Oh yeah thanks for the Cell/Joule correction, @Amy Livingston. And yes, heat pumps won't be cheaper in every scenario unless upfront costs come down significantly. If you're in a cold climate that literally never requires A/C despite global warming, and using a natural gas furnace, it's a difficult change to justify from a purely financial standpoint. But if you can afford the switch you'll be contributing to lower climate and other air pollution, and hopefully incentives make it more affordable, and maybe someday you'll need that cooling 🤓

@Amy Livingston I fear that some of these cost comparisons are being done “wrong” - in particular, without a “total cost of ownership" perspective that includes forecasts of the future changes in gas and electricity rates (all forecasts that have seen show gas rates increasing far faster than electricity rates), and with zero $ benefit allocated to the many close-to-monetary and non-monetary benefits of heat pumps (more valuable homes, more comfortable homes, reduced local air pollution, reduced climate impact, opportunities to earn money from DER/VPP participation, etc). 

Furthermore, these studies rarely consider the fact that folks can, in many places, generate their own electrons (solar) and time-shift their electricity usage (soon, with vehicle to home EV chargers). 

When we run the numbers (which we do for 1,000s of homes in CA, for free :) we find that in almost all circumstances, heat pumps ARE an economically sensible choice. 

@Cooper Marcus I'm not disputing that a heat pump could eventually be the most economical choice, once gas prices rise and/or electricity prices fall. But right now, it does not make economic sense to spend thousands of dollars to tear out a gas boiler that's only ten years old and over 80 percent efficient and install a heat pump that would, under present conditions, cost us an extra $200 a year to run. Electrification may be cost-effective for “almost all” homes in California, but not necessarily in New Jersey.

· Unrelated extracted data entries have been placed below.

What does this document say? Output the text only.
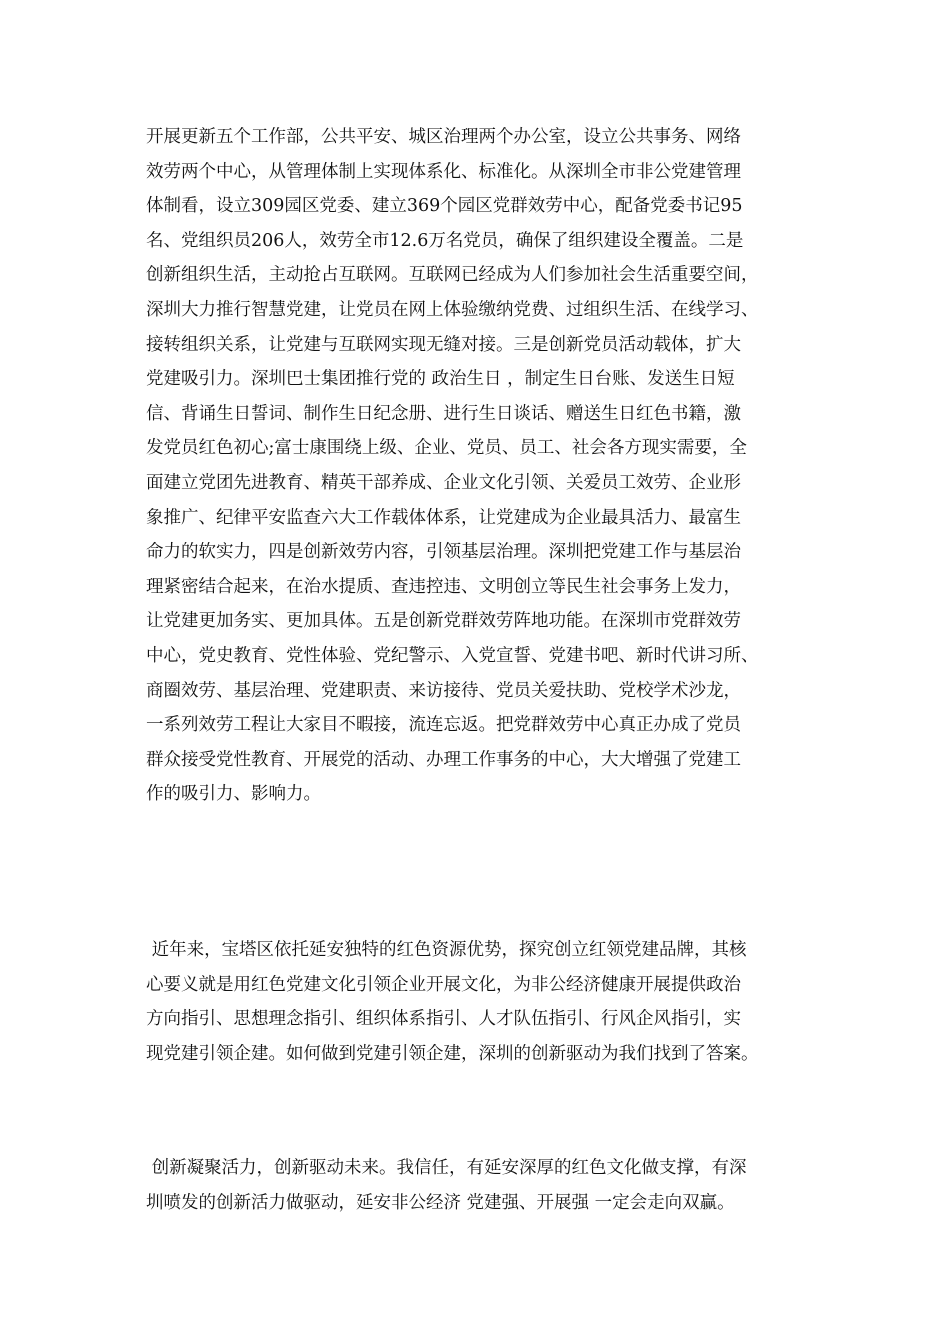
开展更新五个工作部，公共平安、城区治理两个办公室，设立公共事务、网络
效劳两个中心，从管理体制上实现体系化、标准化。从深圳全市非公党建管理
体制看，设立309园区党委、建立369个园区党群效劳中心，配备党委书记95
名、党组织员206人，效劳全市12.6万名党员，确保了组织建设全覆盖。二是
创新组织生活，主动抢占互联网。互联网已经成为人们参加社会生活重要空间，
深圳大力推行智慧党建，让党员在网上体验缴纳党费、过组织生活、在线学习、
接转组织关系，让党建与互联网实现无缝对接。三是创新党员活动载体，扩大
党建吸引力。深圳巴士集团推行党的 政治生日 ，制定生日台账、发送生日短
信、背诵生日誓词、制作生日纪念册、进行生日谈话、赠送生日红色书籍，激
发党员红色初心;富士康围绕上级、企业、党员、员工、社会各方现实需要，全
面建立党团先进教育、精英干部养成、企业文化引领、关爱员工效劳、企业形
象推广、纪律平安监查六大工作载体体系，让党建成为企业最具活力、最富生
命力的软实力，四是创新效劳内容，引领基层治理。深圳把党建工作与基层治
理紧密结合起来，在治水提质、查违控违、文明创立等民生社会事务上发力，
让党建更加务实、更加具体。五是创新党群效劳阵地功能。在深圳市党群效劳
中心，党史教育、党性体验、党纪警示、入党宣誓、党建书吧、新时代讲习所、
商圈效劳、基层治理、党建职责、来访接待、党员关爱扶助、党校学术沙龙，
一系列效劳工程让大家目不暇接，流连忘返。把党群效劳中心真正办成了党员
群众接受党性教育、开展党的活动、办理工作事务的中心，大大增强了党建工
作的吸引力、影响力。
近年来，宝塔区依托延安独特的红色资源优势，探究创立红领党建品牌，其核
心要义就是用红色党建文化引领企业开展文化，为非公经济健康开展提供政治
方向指引、思想理念指引、组织体系指引、人才队伍指引、行风企风指引，实
现党建引领企建。如何做到党建引领企建，深圳的创新驱动为我们找到了答案。
创新凝聚活力，创新驱动未来。我信任，有延安深厚的红色文化做支撑，有深
圳喷发的创新活力做驱动，延安非公经济 党建强、开展强 一定会走向双赢。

@Amy Livingston Thanks Amy - I guess the point I'm trying to make is that when considering if a purchase of a machine (heat pump) is economical, the consideration needs to be made over the lifespan of the machine, or something close to it. Reason being: If you discovered that a heat pump WOULD reduce your bills next month, but then would INCREASE your bills the following month - would you buy it? Or not? No one buys big machines like this for a month or two - they invest in changes that are essentially permeant, and thus the timeframe over which economics needs to be considered should be a lot closer to the lifespan of the machine.